Uma ira gigantesca explodiu em Bangladesh, depois que o governo da Liga Awami de Sheikh Hasina enviou forças policiais e paramilitares para assassinar estudantes que se manifestavam. Trinta e nove estudantes foram mortos no massacre, realizado sob um apagão na Internet. O que começou como um movimento de protesto estudantil depois de o governo ter reintroduzido um odiado sistema de cotas para os cobiçados empregos no setor público, que favoreceria os apoiadores da Liga Awami, que está no poder. Estes eventos transformaram-se em uma luta amarga contra um regime assassino.

A resposta brutal do governo fez ferver o clima de raiva contra o desemprego, a inflação e a corrupção da elite opulenta em Bangladesh. Nós dizemos: vitória para os estudantes! Abaixo o sistema de cotas; abaixo este governo assassino; abaixo o capitalismo!

O movimento pacífico dos estudantes, ao qual o governo respondeu ontem com disparos de tiros reais, começou no dia 1º de julho.

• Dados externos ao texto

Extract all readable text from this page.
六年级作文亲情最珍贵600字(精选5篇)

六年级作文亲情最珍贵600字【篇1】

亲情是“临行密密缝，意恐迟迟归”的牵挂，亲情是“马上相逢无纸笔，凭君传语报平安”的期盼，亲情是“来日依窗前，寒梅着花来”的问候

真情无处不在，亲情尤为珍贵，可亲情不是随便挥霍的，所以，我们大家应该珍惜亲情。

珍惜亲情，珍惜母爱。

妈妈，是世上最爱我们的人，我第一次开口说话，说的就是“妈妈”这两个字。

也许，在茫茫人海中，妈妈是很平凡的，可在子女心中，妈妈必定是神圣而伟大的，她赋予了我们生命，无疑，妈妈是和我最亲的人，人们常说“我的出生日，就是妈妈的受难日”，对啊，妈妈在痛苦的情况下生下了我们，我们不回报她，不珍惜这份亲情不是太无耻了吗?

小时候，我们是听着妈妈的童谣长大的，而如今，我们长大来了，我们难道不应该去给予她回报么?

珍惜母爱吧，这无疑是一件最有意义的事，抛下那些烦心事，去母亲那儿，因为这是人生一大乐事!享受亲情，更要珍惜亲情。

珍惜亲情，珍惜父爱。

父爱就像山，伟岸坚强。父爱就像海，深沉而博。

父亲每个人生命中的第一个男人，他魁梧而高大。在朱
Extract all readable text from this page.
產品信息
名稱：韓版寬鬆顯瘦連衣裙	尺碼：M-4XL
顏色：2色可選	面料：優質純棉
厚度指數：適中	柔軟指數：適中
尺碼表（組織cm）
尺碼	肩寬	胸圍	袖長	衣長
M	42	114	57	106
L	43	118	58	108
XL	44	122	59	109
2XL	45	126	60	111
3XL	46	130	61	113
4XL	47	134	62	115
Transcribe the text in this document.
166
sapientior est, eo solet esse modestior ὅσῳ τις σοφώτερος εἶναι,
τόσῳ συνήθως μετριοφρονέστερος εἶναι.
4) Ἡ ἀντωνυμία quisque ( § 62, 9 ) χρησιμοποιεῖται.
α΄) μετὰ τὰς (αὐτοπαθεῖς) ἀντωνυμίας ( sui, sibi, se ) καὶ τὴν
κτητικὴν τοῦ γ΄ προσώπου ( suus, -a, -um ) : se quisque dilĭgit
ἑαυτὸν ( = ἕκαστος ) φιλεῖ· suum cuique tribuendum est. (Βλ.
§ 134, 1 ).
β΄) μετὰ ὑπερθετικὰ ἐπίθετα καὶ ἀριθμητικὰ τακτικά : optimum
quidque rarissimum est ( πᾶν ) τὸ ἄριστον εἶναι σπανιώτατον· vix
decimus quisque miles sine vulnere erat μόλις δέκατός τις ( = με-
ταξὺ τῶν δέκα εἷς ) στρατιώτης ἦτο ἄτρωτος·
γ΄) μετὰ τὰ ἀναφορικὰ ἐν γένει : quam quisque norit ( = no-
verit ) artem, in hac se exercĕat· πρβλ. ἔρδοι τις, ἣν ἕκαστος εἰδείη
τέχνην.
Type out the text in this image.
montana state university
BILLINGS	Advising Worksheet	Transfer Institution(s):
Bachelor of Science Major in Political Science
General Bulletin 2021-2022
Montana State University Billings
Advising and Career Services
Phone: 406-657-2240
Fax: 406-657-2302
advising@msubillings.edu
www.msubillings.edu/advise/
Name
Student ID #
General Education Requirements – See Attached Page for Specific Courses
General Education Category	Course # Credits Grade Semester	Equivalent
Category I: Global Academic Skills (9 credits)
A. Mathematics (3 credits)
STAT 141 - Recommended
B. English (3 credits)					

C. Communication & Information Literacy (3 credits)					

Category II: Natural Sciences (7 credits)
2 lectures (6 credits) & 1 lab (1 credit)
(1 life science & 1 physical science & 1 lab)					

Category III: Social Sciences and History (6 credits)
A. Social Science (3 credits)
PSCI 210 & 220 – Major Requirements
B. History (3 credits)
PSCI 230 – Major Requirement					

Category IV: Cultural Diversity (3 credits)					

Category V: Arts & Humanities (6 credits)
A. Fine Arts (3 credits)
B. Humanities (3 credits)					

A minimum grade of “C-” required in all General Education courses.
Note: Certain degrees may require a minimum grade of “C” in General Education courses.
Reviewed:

O seu objetivo, naquela altura, era simplesmente anular a decisão do Tribunal Superior de reestabelecer o sistema de cotas para empregos no setor público.

De acordo com este sistema, 56% dos empregos no setor público são atribuídos de acordo com cotas. 30% são reservados para as famílias de combatentes pela liberdade durante a guerra de libertação de 1971, enquanto 10% são para as mulheres, 10% para pessoas de distritos subdesenvolvidos, 5% para comunidades indígenas e 1% para pessoas com deficiência.

Na realidade, este sistema é usado para recompensar os servos obedientes do partido de Sheikh Hasina no poder, a Liga Awami (AL); uma vez que são, em última análise, os funcionários do partido no poder que atribuem empregos no setor público e decidem quem está na lista dos “filhos e netos dos lutadores pela liberdade”. Os estudantes protestam pedindo a abolição do sistema de cotas dos “combatentes da liberdade” e a atribuição de empregos no setor público com base no mérito.

Esta medida foi a gota d’água que fez transbordar o vaso para milhões de jovens. Desde 2020, o “milagre econômico” do Bangladesh, baseado na superexploração da classe trabalhadora, está paralisado. E as camadas da classe média, incluindo os estudantes mais privilegiados, não ficaram imunes à crise, que está destruindo as suas esperanças e expectativas para o futuro. A inflação disparou e o desemprego também. Um pesquisa de 2023 do Gabinete de Estatísticas do Bangladesh (BBS) concluiu que mais de 39% dos jovens entre os 15 e os 24 anos de idade não têm emprego e também não estão estudando. Isso se traduz em cerca de 12,2 milhões de pessoas.

O governo respondeu aumentando o endividamento. Mas em meio a tudo isto, o governo continuou a avançar com projetos inúteis a fim de canalizar dinheiro para os seus amigos ricos. E agora mostraram que os empregos com salários dignos que existem devem ser reservados, através do sistema de “cotas”, aos aliados políticos da elite.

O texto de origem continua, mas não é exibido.